The Strand Publishes Long-Lost F. Scott Fitzgerald Story Rejected For Publication 76 Years Ago

Sometimes failure turns into success only many years after a person's death. This was the case for the story of famous, rebellious, trail-blazing author F. Scott Fitzgerald. The story had been rejected for publication in 1939, but 76 years later, it finally got published by The Strand Magazine.

The author himself might not be alive to rejoice over this belated victory over narrow-minded publishers, but fans of his powerful, raw prose surely can. The story "Temperature" can be found in the current print version of The Strand Magazine and will reportedly be available online in three months.

Fitzgerald had hit rock-bottom career-wise when he wrote this particular story. Trying to break into the scriptwriting market in Hollywood, he didn't make any headway, funds were running dangerously low, and The Saturday Evening Post had no interest in publishing "Temperature."

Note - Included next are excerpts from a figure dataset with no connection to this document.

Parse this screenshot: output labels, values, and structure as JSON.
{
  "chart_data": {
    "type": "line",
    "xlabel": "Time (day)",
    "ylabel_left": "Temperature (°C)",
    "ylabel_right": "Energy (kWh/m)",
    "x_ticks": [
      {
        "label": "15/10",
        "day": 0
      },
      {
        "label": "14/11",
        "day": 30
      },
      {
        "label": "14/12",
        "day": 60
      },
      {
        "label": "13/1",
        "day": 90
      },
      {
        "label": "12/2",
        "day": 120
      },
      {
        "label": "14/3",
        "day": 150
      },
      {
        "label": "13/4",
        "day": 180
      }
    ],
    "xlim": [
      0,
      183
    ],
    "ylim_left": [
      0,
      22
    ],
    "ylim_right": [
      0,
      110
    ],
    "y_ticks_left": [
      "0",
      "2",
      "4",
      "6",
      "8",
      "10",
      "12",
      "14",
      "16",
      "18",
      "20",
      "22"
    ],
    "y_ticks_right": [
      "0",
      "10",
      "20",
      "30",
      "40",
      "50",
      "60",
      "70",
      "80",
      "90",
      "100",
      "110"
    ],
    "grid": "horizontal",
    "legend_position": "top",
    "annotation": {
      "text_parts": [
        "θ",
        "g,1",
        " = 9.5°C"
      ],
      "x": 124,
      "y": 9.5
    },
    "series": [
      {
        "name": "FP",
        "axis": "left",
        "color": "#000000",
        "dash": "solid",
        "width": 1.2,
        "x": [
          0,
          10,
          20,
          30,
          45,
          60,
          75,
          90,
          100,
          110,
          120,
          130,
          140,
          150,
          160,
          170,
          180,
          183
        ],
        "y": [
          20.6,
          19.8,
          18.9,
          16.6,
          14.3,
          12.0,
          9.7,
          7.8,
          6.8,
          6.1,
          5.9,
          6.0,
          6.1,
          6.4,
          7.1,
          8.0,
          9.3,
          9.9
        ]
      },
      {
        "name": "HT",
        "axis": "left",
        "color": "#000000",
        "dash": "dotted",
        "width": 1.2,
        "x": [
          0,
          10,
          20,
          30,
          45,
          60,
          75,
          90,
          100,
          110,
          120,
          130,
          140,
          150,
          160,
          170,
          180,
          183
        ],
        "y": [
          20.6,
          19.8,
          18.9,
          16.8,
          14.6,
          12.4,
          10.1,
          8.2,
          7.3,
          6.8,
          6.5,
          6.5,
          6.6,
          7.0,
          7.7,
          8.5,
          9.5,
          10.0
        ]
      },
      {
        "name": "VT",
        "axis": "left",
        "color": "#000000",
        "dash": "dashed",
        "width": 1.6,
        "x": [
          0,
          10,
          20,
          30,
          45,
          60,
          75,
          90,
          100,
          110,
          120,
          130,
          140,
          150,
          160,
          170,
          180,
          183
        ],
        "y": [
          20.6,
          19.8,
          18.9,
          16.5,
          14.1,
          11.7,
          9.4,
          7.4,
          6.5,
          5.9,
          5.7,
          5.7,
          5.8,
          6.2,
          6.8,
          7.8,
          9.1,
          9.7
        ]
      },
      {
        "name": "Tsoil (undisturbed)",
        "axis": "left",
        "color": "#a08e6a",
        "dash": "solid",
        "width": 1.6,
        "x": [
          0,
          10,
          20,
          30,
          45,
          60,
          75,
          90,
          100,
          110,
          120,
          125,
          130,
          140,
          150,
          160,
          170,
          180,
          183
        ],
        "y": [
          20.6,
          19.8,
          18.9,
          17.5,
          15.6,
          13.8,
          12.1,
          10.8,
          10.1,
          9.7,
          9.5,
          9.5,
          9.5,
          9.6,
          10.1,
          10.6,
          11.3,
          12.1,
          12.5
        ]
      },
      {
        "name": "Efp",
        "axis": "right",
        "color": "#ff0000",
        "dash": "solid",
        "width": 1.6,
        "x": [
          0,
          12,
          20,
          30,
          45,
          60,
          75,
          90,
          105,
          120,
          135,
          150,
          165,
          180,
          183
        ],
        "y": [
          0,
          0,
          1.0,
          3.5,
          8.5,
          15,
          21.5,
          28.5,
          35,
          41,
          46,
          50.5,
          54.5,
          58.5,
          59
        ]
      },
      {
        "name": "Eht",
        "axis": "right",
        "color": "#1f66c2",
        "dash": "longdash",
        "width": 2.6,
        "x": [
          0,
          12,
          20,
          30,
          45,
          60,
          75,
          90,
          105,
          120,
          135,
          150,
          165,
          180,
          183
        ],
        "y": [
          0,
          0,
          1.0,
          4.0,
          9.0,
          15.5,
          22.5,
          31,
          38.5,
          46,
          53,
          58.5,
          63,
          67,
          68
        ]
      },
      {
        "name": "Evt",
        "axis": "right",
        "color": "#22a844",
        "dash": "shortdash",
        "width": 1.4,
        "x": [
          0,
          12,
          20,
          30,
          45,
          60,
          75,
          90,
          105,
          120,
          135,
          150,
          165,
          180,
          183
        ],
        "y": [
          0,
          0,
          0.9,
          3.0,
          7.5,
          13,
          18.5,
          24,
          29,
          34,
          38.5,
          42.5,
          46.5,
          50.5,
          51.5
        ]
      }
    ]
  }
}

The 8,000-word highly autobiographical story then languished away in dusty drawers for 76 years and was widely believed to be lost; until the managing editor of The Strand Andrew F. Gulli came across it among some of F. Scott Fitzgerald's papers that are kept at Princeton University.

The story itself centers around a writer named Emmet Monsen, an alcoholic like Fitzgerald himself and struggling with failure in Los Angeles. As Fitzgerald personally added in a note: "No reference to any living character is intended - no use even trying that." This of course makes the story particularly juicy as it can give us greater insight into this troubled mastermind's inner workings and his life at the time. Truly a blast from the past.

Another unpublished story of Fitzgerald's, "Thank You for the Light," was rediscovered a few years ago and, in a particularly satisfying twist, published by the very same magazine, The New Yorker, that had originally rejected it in 1936.

"Temperature" might not be the next "Great Gatsby" but we can't wait to do some time traveling and delve right into it and the raw, witty reality it possesses, bringing its author to live again in the mind of all us readers out here in the year 2015.